Il est de notoriété publique a Doha que les familles (a la maison) et business (au travail) qatariens s’opposent vent debout contre cette reforme car elles devront complètement revoir leur mode de vie aussi bien a la maison (maids, drivers) qu’au travail (general manager, comptables qui font tout le boulot a leur place). Pour simplifier, la population active qatarienne est compose a 90% d’expatriés qui occupent toutes les fonctions: des plus basses au plus hautes….Ne cherchez pas de Qatariens sur les chantiers de la coupe du monde, il n’y en a quasiment pas, même les équipes d’inspections du ministère du travail ne sont pas composes de Qatariens. Ce sont des expatries qui ‘exploitent’ et ‘surveillent’ d’autres expatries. Les Qatariens ont pu laisser prospérer ce système car le système de Kefala leur permet de garder la main sur les deux seules choses qu’ils contrôlent dans leur pays et économie: le visa de sortie, et une majorité des parts des business au Qatar.
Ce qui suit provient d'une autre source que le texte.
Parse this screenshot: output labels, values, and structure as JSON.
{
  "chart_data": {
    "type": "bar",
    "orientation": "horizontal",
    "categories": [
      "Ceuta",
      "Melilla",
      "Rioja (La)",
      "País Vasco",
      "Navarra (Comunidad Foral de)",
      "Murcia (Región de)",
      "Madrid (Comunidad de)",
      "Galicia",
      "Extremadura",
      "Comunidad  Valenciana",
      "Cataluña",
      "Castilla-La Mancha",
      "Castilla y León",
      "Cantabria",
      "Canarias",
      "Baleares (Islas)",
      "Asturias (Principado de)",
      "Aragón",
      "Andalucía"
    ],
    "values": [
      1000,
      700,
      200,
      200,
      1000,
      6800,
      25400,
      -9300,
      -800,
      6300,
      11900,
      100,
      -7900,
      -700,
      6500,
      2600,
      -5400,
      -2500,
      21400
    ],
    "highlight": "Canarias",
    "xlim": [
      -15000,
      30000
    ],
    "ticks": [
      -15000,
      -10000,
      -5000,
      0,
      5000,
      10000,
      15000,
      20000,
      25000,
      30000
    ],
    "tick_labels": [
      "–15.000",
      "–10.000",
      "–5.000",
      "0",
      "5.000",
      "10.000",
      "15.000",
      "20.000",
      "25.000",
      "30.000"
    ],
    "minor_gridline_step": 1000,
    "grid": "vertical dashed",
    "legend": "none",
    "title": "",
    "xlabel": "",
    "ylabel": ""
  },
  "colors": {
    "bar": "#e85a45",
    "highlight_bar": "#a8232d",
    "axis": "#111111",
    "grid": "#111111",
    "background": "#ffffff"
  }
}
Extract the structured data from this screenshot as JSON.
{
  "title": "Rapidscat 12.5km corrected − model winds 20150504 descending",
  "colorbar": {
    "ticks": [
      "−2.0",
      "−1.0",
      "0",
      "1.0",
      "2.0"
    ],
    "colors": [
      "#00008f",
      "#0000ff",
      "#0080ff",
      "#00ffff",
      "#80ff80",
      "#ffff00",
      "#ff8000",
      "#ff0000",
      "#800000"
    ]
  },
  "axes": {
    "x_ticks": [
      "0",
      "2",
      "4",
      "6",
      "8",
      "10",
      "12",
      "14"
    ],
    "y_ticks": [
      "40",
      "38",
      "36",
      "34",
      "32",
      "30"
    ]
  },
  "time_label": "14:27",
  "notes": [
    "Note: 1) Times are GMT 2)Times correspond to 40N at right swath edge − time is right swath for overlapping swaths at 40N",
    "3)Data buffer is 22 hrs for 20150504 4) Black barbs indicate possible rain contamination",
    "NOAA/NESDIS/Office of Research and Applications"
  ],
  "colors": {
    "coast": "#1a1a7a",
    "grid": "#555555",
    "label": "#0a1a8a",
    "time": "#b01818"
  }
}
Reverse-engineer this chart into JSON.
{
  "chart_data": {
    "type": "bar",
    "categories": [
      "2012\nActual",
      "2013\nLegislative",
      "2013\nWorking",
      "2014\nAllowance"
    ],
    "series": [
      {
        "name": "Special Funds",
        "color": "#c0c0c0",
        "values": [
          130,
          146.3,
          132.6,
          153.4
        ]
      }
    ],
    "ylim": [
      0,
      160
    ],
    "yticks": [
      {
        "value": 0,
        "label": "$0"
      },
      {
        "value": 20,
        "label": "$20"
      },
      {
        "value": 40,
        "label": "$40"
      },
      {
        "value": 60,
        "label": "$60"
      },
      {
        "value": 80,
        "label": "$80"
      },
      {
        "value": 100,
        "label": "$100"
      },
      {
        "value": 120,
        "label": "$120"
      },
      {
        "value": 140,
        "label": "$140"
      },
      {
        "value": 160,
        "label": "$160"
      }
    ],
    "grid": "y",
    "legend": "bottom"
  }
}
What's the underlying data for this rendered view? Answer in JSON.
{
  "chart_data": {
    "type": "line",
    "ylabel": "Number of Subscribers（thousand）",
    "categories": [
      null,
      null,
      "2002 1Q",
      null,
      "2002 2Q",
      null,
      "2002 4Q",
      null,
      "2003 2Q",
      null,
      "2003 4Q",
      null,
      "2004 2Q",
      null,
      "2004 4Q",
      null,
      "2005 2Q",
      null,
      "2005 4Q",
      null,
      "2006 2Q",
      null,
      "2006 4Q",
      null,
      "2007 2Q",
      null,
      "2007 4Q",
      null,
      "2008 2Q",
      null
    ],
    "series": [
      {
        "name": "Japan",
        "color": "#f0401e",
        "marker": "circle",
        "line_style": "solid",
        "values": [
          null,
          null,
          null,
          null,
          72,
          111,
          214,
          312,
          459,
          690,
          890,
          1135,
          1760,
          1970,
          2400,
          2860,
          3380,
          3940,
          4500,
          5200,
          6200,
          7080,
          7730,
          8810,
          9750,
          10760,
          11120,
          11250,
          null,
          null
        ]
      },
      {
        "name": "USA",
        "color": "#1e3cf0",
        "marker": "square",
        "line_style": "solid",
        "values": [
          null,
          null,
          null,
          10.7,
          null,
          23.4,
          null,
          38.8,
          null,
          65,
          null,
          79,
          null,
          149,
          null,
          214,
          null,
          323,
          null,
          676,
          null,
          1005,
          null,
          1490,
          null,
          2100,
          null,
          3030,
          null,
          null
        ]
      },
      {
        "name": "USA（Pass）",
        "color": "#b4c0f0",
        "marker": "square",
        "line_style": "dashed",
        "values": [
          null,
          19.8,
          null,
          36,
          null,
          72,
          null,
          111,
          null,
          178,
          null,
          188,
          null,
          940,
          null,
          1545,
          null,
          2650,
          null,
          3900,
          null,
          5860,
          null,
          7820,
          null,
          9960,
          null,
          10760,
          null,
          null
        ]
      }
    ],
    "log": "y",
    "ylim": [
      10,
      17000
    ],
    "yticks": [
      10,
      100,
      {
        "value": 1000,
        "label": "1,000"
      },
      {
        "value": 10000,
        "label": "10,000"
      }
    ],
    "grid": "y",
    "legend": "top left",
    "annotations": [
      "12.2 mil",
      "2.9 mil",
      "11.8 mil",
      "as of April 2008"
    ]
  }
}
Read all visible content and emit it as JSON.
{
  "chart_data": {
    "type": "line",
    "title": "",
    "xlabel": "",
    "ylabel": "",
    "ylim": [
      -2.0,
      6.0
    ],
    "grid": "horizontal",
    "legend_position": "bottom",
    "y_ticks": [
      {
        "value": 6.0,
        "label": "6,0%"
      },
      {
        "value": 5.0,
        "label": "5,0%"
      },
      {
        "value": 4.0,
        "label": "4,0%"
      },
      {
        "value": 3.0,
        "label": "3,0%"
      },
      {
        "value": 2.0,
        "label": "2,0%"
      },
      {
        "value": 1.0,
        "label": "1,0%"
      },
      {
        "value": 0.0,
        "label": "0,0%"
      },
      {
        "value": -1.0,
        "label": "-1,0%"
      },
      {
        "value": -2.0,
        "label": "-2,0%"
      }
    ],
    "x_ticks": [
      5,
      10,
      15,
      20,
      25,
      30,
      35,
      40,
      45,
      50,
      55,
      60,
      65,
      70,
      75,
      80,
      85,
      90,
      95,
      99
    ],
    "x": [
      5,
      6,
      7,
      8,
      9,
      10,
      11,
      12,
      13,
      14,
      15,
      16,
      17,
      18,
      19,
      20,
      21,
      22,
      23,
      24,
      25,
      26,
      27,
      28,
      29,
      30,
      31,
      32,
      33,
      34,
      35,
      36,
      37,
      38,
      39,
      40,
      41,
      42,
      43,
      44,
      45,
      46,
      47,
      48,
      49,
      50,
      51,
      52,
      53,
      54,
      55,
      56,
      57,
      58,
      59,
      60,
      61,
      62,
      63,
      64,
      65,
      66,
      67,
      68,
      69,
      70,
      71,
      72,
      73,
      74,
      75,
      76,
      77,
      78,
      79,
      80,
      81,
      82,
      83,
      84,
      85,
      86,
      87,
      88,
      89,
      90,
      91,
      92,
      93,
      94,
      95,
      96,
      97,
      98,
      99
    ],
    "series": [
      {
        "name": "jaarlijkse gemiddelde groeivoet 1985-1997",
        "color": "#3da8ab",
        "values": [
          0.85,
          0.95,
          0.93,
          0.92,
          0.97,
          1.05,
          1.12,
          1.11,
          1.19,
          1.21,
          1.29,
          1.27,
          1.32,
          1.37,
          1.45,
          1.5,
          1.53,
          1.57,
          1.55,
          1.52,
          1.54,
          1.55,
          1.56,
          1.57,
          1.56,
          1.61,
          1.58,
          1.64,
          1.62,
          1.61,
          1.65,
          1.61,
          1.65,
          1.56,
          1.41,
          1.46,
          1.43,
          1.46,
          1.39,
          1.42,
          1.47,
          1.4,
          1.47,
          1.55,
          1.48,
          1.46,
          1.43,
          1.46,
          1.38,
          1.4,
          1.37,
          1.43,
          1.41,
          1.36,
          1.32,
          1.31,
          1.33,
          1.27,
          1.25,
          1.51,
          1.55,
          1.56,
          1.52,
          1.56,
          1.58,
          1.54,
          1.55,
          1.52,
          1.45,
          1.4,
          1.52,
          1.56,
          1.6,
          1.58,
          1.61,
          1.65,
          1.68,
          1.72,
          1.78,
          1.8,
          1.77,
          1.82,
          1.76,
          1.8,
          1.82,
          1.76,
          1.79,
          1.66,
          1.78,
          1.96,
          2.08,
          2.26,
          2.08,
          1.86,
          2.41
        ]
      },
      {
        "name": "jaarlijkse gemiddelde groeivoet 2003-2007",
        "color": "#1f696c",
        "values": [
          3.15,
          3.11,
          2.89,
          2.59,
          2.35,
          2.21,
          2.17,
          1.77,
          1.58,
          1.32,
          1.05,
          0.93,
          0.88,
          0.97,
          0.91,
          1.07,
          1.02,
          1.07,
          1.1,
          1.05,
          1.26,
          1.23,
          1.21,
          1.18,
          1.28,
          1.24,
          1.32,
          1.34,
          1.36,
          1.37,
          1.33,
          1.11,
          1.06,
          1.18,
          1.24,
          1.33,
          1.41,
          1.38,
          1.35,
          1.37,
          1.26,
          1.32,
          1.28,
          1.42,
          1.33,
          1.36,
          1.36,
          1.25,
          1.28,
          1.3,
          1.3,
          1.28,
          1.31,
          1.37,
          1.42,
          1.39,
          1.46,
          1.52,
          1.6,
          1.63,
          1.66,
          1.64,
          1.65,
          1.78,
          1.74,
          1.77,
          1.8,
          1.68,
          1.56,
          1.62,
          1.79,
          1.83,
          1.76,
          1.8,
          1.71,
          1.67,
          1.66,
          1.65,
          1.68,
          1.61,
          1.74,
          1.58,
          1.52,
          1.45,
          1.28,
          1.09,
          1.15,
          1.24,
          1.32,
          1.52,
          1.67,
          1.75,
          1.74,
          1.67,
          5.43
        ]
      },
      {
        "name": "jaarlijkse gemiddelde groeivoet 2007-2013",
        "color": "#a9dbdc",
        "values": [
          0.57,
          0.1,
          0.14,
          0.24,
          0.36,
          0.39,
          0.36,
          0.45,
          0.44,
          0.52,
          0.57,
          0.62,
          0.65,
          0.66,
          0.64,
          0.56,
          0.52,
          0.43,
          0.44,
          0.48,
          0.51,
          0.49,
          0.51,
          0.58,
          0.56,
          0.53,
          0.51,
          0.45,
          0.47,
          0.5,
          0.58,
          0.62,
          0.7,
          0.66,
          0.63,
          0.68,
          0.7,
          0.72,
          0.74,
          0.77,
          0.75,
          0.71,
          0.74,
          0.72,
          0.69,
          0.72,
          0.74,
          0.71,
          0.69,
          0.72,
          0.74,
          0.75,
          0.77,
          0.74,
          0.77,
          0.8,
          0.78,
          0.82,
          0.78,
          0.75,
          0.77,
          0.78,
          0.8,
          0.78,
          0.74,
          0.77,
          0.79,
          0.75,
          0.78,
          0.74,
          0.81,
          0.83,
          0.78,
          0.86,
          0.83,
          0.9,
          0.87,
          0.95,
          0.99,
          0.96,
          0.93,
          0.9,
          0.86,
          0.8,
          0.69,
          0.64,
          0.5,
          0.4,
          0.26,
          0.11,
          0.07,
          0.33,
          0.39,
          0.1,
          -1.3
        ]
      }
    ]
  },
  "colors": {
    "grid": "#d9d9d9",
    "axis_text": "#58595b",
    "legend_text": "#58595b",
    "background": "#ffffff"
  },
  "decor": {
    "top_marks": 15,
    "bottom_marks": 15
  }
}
Laisser disparaître le système du kefala va avoir d’énormes retombées sur la vie quotidienne des citoyens qataris: augmentation du turn over, augmentation des salaires pour les petites mains, augmentation des arnaques, et surtout ils vont devoir aller vraiment bosser et pour une grande partie d’entre eux, la coupe du monde ou autres événements n’en vaut pas la peine.